The column names are listed below. There are 725 observations and 11 variables in total.
faculty2 <- read.csv("C:/Users/Li Xu/Documents/aaa/CU Boulder/GEOG5023/faculty.csv",
sep = ",", header = T)
names(faculty2)
## [1] "AYSALARY" "R1" "R2" "R7" "PRIOREXP" "YRBG"
## [7] "YRRANK" "TERMDEG" "YRDG" "EMINENT" "FEMALE"
nrow(faculty2)
## [1] 725
ncol(faculty2)
## [1] 11
This distribution is somehow normally distributed except for several very high values.
hist(faculty2$AYSALARY, breaks = seq(20000, 120000, by = 2000), main = "Faculty Annual Salary",
xlab = "Annual Salary (US Dollars)", col = "blue")

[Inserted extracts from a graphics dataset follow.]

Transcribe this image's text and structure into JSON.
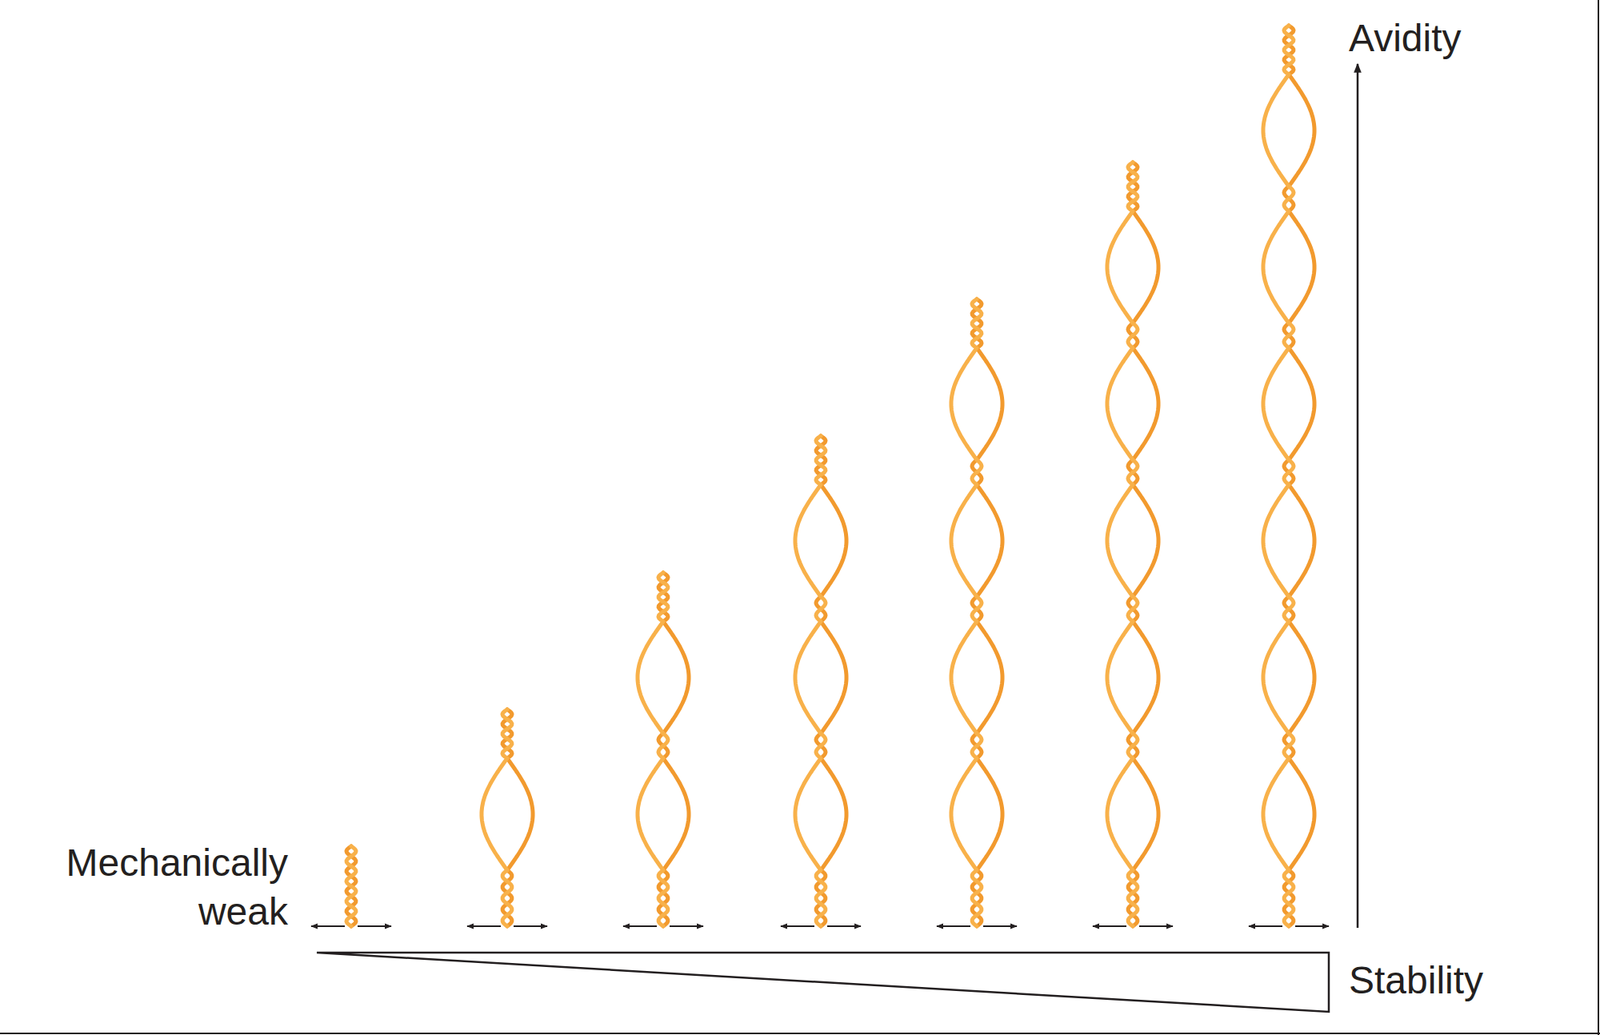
{
  "diagram": {
    "labels": [
      "Mechanically weak",
      "Avidity",
      "Stability"
    ]
  }
}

According to the boxplot below, it is obvious that male faculties make more money than female faculties on average.
boxplot(faculty2$AYSALARY ~ faculty2$FEMALE, main = "Faculty Annual Salary by gender",
ylab = "Annual Salary (US Dollars)", xlab = "Gender (0=Male, 1=Female)",
col = rainbow(2))
When looking at the plot below, it seems that there is positive correlationship between salary and the number of years of employment.

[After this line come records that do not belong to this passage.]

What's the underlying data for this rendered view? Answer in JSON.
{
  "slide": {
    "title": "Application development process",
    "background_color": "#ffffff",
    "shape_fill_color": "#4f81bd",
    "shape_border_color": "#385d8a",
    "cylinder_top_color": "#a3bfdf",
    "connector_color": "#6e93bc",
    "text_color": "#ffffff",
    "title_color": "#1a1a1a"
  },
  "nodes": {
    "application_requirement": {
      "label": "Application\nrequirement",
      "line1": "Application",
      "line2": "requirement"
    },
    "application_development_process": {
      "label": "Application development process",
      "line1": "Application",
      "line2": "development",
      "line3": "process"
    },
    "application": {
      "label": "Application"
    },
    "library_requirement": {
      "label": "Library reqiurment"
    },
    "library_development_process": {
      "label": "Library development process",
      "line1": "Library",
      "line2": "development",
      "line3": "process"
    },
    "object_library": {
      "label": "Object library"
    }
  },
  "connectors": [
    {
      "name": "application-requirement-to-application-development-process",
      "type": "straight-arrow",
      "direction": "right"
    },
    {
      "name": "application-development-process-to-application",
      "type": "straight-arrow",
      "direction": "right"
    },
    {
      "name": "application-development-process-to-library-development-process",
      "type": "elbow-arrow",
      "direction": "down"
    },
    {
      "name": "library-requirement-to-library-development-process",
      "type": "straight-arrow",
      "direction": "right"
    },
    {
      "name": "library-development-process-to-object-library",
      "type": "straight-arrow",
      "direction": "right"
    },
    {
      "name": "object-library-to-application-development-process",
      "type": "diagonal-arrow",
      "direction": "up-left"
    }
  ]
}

plot(faculty2$YRBG, faculty2$AYSALARY, main = "Faculty Annual Salary vs Time of Employment",
xlab = "Time of employment (years)", ylab = "Annual Salary (US Dollars)",
pch = 1, col = "blue")
By combing R1, R2, R3 into one catergorical variable, we can create a boxplot as follows. Thus full professors have the highest salaries, Instructor or lecturers have the lowest.
faculty2$POSITION[faculty2$R1 == 1] <- "FP"
faculty2$POSITION[faculty2$R2 == 1] <- "AP"
faculty2$POSITION[faculty2$R7 == 1] <- "IL"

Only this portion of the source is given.